For those who fit the previously discussed profile of an ideal home buyer, there are overwhelming advantages.
  • Perhaps the biggest is that, while you are paying your monthly mortgage, you are building wealth, rather than just handing it to a landlord to build his. Real estate has equity, even if you don’t plan to use it. In 2010, the Federal Reserve did a survey that showed that the median household in the United States had $77,500 in net worth. That includes all the family’s assets. But, of that $77,500, $47,500 comprised home equity. Everything else added up to only $29,800 — stocks, bank accounts, cars, equity in private businesses, etc. A family’s home is, in fact, its most valuable asset, in most cases.
  • Furthermore, the same survey found that the median net worth, counting all possessions, for a family owning a house was $174,500. Net worth for a family not owning a house was $5,100. That survey covered all demographic categories. What this says are that, when a family owns a home, that forced saving provides equity. Without that forced saving, the money goes here and there — squandered, some would say. Vacations? More dinners out? That extra TV upstairs? — without a means to put substantial amounts away for the future.

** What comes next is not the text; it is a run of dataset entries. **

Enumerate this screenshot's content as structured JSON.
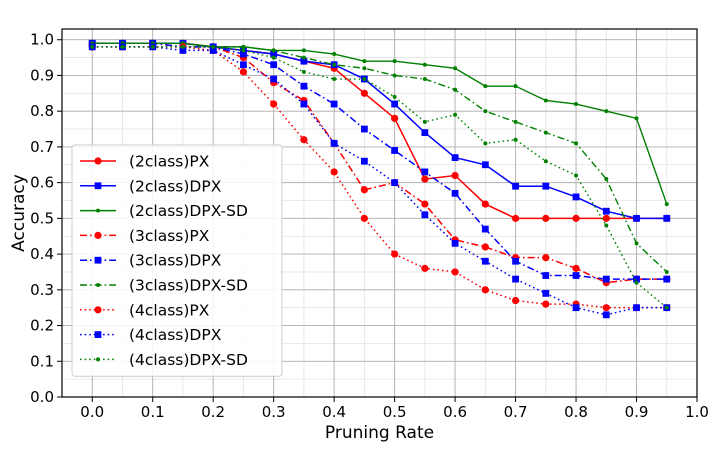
{
  "chart_data": {
    "type": "line",
    "xlabel": "Pruning Rate",
    "ylabel": "Accuracy",
    "xlim": [
      -0.05,
      1.0
    ],
    "ylim": [
      0.0,
      1.03
    ],
    "xticks": [
      "0.0",
      "0.1",
      "0.2",
      "0.3",
      "0.4",
      "0.5",
      "0.6",
      "0.7",
      "0.8",
      "0.9",
      "1.0"
    ],
    "yticks": [
      "0.0",
      "0.1",
      "0.2",
      "0.3",
      "0.4",
      "0.5",
      "0.6",
      "0.7",
      "0.8",
      "0.9",
      "1.0"
    ],
    "grid": true,
    "legend_position": "left",
    "x": [
      0.0,
      0.05,
      0.1,
      0.15,
      0.2,
      0.25,
      0.3,
      0.35,
      0.4,
      0.45,
      0.5,
      0.55,
      0.6,
      0.65,
      0.7,
      0.75,
      0.8,
      0.85,
      0.9,
      0.95
    ],
    "series": [
      {
        "name": "(2class)PX",
        "color": "#ff0000",
        "dash": "solid",
        "marker": "circle",
        "values": [
          0.99,
          0.99,
          0.99,
          0.99,
          0.98,
          0.97,
          0.96,
          0.94,
          0.92,
          0.85,
          0.78,
          0.61,
          0.62,
          0.54,
          0.5,
          0.5,
          0.5,
          0.5,
          0.5,
          0.5
        ]
      },
      {
        "name": "(2class)DPX",
        "color": "#0000ff",
        "dash": "solid",
        "marker": "square",
        "values": [
          0.99,
          0.99,
          0.99,
          0.99,
          0.98,
          0.97,
          0.96,
          0.94,
          0.93,
          0.89,
          0.82,
          0.74,
          0.67,
          0.65,
          0.59,
          0.59,
          0.56,
          0.52,
          0.5,
          0.5
        ]
      },
      {
        "name": "(2class)DPX-SD",
        "color": "#008000",
        "dash": "solid",
        "marker": "dot",
        "values": [
          0.99,
          0.99,
          0.99,
          0.99,
          0.98,
          0.98,
          0.97,
          0.97,
          0.96,
          0.94,
          0.94,
          0.93,
          0.92,
          0.87,
          0.87,
          0.83,
          0.82,
          0.8,
          0.78,
          0.54
        ]
      },
      {
        "name": "(3class)PX",
        "color": "#ff0000",
        "dash": "dashdot",
        "marker": "circle",
        "values": [
          0.99,
          0.99,
          0.99,
          0.98,
          0.98,
          0.95,
          0.88,
          0.83,
          0.71,
          0.58,
          0.6,
          0.54,
          0.44,
          0.42,
          0.39,
          0.39,
          0.36,
          0.32,
          0.33,
          0.33
        ]
      },
      {
        "name": "(3class)DPX",
        "color": "#0000ff",
        "dash": "dashdot",
        "marker": "square",
        "values": [
          0.99,
          0.99,
          0.99,
          0.98,
          0.98,
          0.96,
          0.93,
          0.87,
          0.82,
          0.75,
          0.69,
          0.63,
          0.57,
          0.47,
          0.38,
          0.34,
          0.34,
          0.33,
          0.33,
          0.33
        ]
      },
      {
        "name": "(3class)DPX-SD",
        "color": "#008000",
        "dash": "dashdot",
        "marker": "dot",
        "values": [
          0.99,
          0.99,
          0.99,
          0.99,
          0.98,
          0.98,
          0.97,
          0.95,
          0.93,
          0.92,
          0.9,
          0.89,
          0.86,
          0.8,
          0.77,
          0.74,
          0.71,
          0.61,
          0.43,
          0.35
        ]
      },
      {
        "name": "(4class)PX",
        "color": "#ff0000",
        "dash": "dotted",
        "marker": "circle",
        "values": [
          0.98,
          0.98,
          0.98,
          0.98,
          0.97,
          0.91,
          0.82,
          0.72,
          0.63,
          0.5,
          0.4,
          0.36,
          0.35,
          0.3,
          0.27,
          0.26,
          0.26,
          0.25,
          0.25,
          0.25
        ]
      },
      {
        "name": "(4class)DPX",
        "color": "#0000ff",
        "dash": "dotted",
        "marker": "square",
        "values": [
          0.98,
          0.98,
          0.98,
          0.97,
          0.97,
          0.93,
          0.89,
          0.82,
          0.71,
          0.66,
          0.6,
          0.51,
          0.43,
          0.38,
          0.33,
          0.29,
          0.25,
          0.23,
          0.25,
          0.25
        ]
      },
      {
        "name": "(4class)DPX-SD",
        "color": "#008000",
        "dash": "dotted",
        "marker": "dot",
        "values": [
          0.98,
          0.98,
          0.98,
          0.98,
          0.98,
          0.97,
          0.95,
          0.91,
          0.89,
          0.89,
          0.84,
          0.77,
          0.79,
          0.71,
          0.72,
          0.66,
          0.62,
          0.48,
          0.32,
          0.25
        ]
      }
    ]
  }
}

  • The place belongs to you. You have unbridled freedom to do whatever you want to your own home.
  • Meanwhile, every month, your home is appreciating in value. How much depends on the economy of the day. But you know that you are making money on the purchase of your house, unless it is in obvious decay or a badly failing neighborhood.

So the overall conclusion must be that, if you fit the profile of a home buyer, going through with the transaction will almost certainly benefit you in the end, so long as you buy wisely.